Продолжительное время в трубке только однотонно звенел электрический ток.
– Дрянь дело, дрянь! – сказал Мартынюк после раздумья. – Вот уж, право, чего совсем не ждешь... Ладно, принимай пока дивизию. Врачи-то ваши где? Есть там кому перевязать и все прочее?
– Фельдшер только и санинструкторы. Медчасть отстала, и близко еще нет... А если бы срочно прооперировать, может, что и вышло...
– Налаживайте тогда Остроухова в Лаптевку, в армейский госпиталь. Я туда позвоню, чтоб приготовились, сделали все, что только в силах. Есть на чем везти?
– Одни конные повозки.
– Хорошо, я скомандую, чтоб машину подогнали.
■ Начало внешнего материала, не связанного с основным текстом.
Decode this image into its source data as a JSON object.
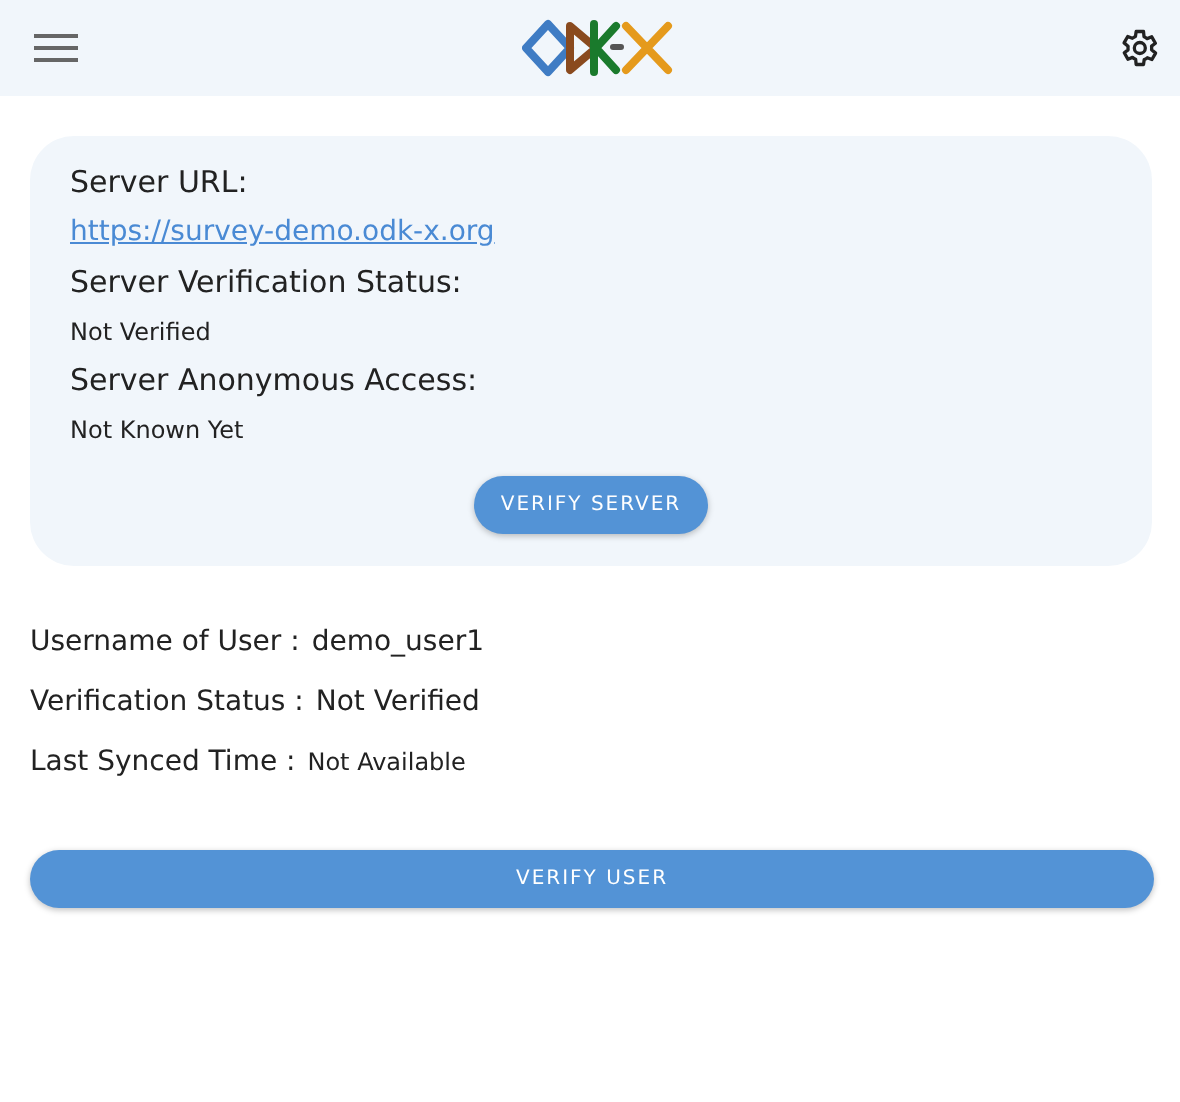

Передай там Остроухову от меня – мол, сожалею, пускай поправляется... За дивизию пусть не думает – все сделаем, как надо...
– Слушаюсь, товарищ генерал-лейтенант.
– На исходные полки вывели?
– Размещаем, товарищ генерал-лейтенант.
– Побыстрей нужно. Немец как – тихо?
– Да в общем – тихо...
– Значит, не учуял еще. А то б уже пробомбил. Но ты – того, тишине не доверяй. Смотри в оба!
– Я хотел разведку выслать, прощупать их.
– Не надо. Обнаружат, что лазаем, щупаем, сразу поймут: что-то готовим, затеяли. А насторожатся – считай, главное упустил. Внезапность – она лучше! У врага учись, как они внезапность применяют.
– Слушаюсь, товарищ генерал-лейтенант.
– Ну, ладно, действуй! Доложи через час обстановку.
Когда Федянский вернулся в овраг, уже совсем стемнело.
Остроухова, чтоб не светить под открытым небом, поместили в блиндажик, отыскавшийся на склоне. Связисты с сержантом сидели на земле у входа, курили, пряча огоньки самокруток в ладонях. Федянский подумал отослать их ко взводу, чтоб не сидели просто так, без дела, но вспомнил, что придет машина, надо будет поднимать, устраивать на нее Остроухова и солдаты могут пригодиться.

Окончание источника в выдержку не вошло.